Familial Mediterranean fever (FMF) is also called recurrent polyserositis. The salient features of FMF include brief recurrent episodes of peritonitis, pleuritis, and arthritis, usually with accompanying fever. As the name indicates, FMF occurs within families and is much more common in individuals of Mediterranean descent than in persons of any other ethnicity. Nonsense or missense mutations in the MEFV (Mediterranean fever) gene appear to cause the disease in many cases. MEFV produces a protein called pyrin (derived from the association with predominant fever) or marenostrin (derived from the phrase "our sea," because of the Mediterranean heritage of most patients).
The protein is expressed mostly in neutrophils. Its exact function is unknown, but it may function as an inhibitor of chemotactic factor (C5a) or perhaps of interleukin (IL)–8. Individuals with normal pyrin/marenostrin levels may have the ability to deactivate the target chemotactic factor when it is produced in response to an inflammatory stimulus. However, patients with FMF lack this ability, resulting in uninhibited activity of the chemotactic factor and episodes of inflammation (with accompanying fever) in the peritoneum, pleura, and joints. Presumably, these inflammatory episodes lead to the excess production of amyloid A protein from the acute phase and reactant serum amyloid A with subsequent deposition in the kidneys; however, only patients with specific MEFV haplotypes develop amyloidosis.
The frequency of FMF in any location depends on the ethnic background of the population. In Ashkenazi Jewish people (descended from Eastern European Jewish people and including most European and American Jewish people), the prevalence of FMF is 1 case per 73,000 population, with a MEFV gene frequency now estimated at perhaps 1 per 5, in contrast to previous estimates of 1 per 135. In Sephardic Jewish people (descended from Jewish people who were expelled from Spain, largely to North Africa, and including other Middle Eastern Jewish populations), the prevalence of FMF is 1 case per 250-1000 population, with a gene frequency of 1 per 8-16. Approximately one third of female patients with FMF are infertile, and 20-30% of pregnancies result in fetal loss. In adults, FMF is more prevalent in men than in women, with a male-to-female ratio of 1.5-2:1. Of all persons with FMF, 50-60% are younger than 10 years, 80-95% are younger than 20 years, and 5-10% are older than 20 years at onset. Onset in persons older than 40 years is rare.

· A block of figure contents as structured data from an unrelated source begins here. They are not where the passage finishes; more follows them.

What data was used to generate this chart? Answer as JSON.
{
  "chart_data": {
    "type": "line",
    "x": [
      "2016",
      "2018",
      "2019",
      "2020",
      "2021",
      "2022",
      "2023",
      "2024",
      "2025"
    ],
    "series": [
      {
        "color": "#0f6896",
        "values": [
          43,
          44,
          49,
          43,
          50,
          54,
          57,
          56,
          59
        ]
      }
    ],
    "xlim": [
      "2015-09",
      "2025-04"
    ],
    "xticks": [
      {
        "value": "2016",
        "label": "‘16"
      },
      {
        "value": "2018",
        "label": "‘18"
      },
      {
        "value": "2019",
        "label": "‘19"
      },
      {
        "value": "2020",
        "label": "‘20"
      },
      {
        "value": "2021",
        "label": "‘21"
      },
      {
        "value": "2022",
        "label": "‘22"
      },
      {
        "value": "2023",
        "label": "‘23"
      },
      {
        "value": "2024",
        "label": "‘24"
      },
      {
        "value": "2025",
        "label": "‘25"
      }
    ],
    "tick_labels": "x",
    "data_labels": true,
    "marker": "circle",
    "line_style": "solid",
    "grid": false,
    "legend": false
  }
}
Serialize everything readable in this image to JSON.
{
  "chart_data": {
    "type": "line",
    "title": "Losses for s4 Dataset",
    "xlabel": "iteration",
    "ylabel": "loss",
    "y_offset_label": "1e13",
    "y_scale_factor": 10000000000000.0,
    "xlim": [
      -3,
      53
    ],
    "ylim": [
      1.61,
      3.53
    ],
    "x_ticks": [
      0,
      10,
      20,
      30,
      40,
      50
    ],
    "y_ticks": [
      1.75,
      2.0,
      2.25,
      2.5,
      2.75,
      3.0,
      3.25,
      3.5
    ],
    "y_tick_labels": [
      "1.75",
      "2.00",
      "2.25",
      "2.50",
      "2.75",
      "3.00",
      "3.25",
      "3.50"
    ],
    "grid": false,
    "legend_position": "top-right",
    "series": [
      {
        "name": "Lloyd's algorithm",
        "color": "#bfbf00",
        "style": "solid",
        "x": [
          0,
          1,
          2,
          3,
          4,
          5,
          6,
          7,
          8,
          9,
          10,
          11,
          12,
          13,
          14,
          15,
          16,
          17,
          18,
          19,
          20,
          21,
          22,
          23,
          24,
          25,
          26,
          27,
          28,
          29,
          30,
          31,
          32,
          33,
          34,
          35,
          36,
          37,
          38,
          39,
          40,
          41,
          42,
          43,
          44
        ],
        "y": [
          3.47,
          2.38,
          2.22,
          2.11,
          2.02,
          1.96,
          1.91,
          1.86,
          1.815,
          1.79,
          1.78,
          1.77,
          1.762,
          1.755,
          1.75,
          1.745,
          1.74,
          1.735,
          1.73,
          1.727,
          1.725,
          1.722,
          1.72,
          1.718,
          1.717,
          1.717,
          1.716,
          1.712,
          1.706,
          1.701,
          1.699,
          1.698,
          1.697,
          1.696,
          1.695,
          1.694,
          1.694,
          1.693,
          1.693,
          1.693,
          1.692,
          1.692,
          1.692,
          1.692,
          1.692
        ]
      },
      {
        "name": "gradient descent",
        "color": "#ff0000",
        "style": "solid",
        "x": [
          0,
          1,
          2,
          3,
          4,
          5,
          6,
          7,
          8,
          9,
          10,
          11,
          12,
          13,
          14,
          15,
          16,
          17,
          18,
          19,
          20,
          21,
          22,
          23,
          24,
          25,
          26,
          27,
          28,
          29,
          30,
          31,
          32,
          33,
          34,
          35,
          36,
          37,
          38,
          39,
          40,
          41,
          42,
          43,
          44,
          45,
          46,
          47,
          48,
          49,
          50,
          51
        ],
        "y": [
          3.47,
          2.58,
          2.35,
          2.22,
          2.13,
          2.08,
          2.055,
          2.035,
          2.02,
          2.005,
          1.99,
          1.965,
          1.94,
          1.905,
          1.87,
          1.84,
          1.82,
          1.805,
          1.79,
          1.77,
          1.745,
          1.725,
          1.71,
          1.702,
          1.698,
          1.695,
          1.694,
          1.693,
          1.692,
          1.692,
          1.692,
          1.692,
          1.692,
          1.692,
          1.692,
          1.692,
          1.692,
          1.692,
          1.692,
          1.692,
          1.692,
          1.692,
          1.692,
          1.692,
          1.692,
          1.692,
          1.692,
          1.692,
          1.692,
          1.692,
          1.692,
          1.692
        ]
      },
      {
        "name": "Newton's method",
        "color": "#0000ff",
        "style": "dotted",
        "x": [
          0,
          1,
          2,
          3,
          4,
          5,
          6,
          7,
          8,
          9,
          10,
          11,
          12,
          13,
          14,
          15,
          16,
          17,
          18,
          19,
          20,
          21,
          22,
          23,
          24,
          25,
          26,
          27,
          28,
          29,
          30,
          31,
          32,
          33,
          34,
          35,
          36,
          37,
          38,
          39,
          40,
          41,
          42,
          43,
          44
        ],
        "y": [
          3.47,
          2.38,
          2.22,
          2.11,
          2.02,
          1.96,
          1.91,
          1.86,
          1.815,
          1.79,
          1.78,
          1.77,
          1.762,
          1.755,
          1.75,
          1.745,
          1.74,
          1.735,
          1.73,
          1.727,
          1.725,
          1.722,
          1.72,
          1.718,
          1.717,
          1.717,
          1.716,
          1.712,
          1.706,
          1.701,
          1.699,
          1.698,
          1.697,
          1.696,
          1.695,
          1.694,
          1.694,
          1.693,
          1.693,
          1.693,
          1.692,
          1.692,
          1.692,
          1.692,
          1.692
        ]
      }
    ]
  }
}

The main symptoms of Familial Mediterranean Fever are recurrent episodes of fever, accompanied by abdominal, chest or joint pain. Not all children will have all the symptoms, and symptoms may change over time. Episodes usually last 1 – 3 days and go away without treatment. Most children look and feel healthy between episodes, but some children have such frequent episodes they do not fully recover or do not grow properly. Joint pain may accompany the episodes of fever. Usually, only one joint is affected at a time, most commonly an ankle or a knee. The joint may be so swollen and painful that the child cannot walk. One-third of patients may have a red rash over the lower extremities, usually near the ankles and feet. In some children, the only finding of the disease may be episodes of joint pain and swelling, which can be misdiagnosed as acute rheumatic fever or juvenile idiopathic arthritis. At present, there is no known cure for Familial Mediterranean Fever (FMF). Physicians can only treat the symptoms of the disease.
A common therapy for FMF is daily use of the drug colchicine, a medicine that reduces inflammation. This therapy has been successful in preventing attacks of fever in 75 percent of patients who take the drug regularly, and over 90 percent of patients demonstrate a marked improvement. Even if colchicine does not prevent the fever attacks, it does prevent the amyloidosis. However, compliance in taking colchicine every day is very important. If a patient stops taking the drug, an attack can occur within a couple of days. Since the gene that causes FMF codes for the protein pyrin, researchers hope that by studying how this protein works they will ultimately develop improved treatments for FMF, and possibly for other conditions involving excess inflammation.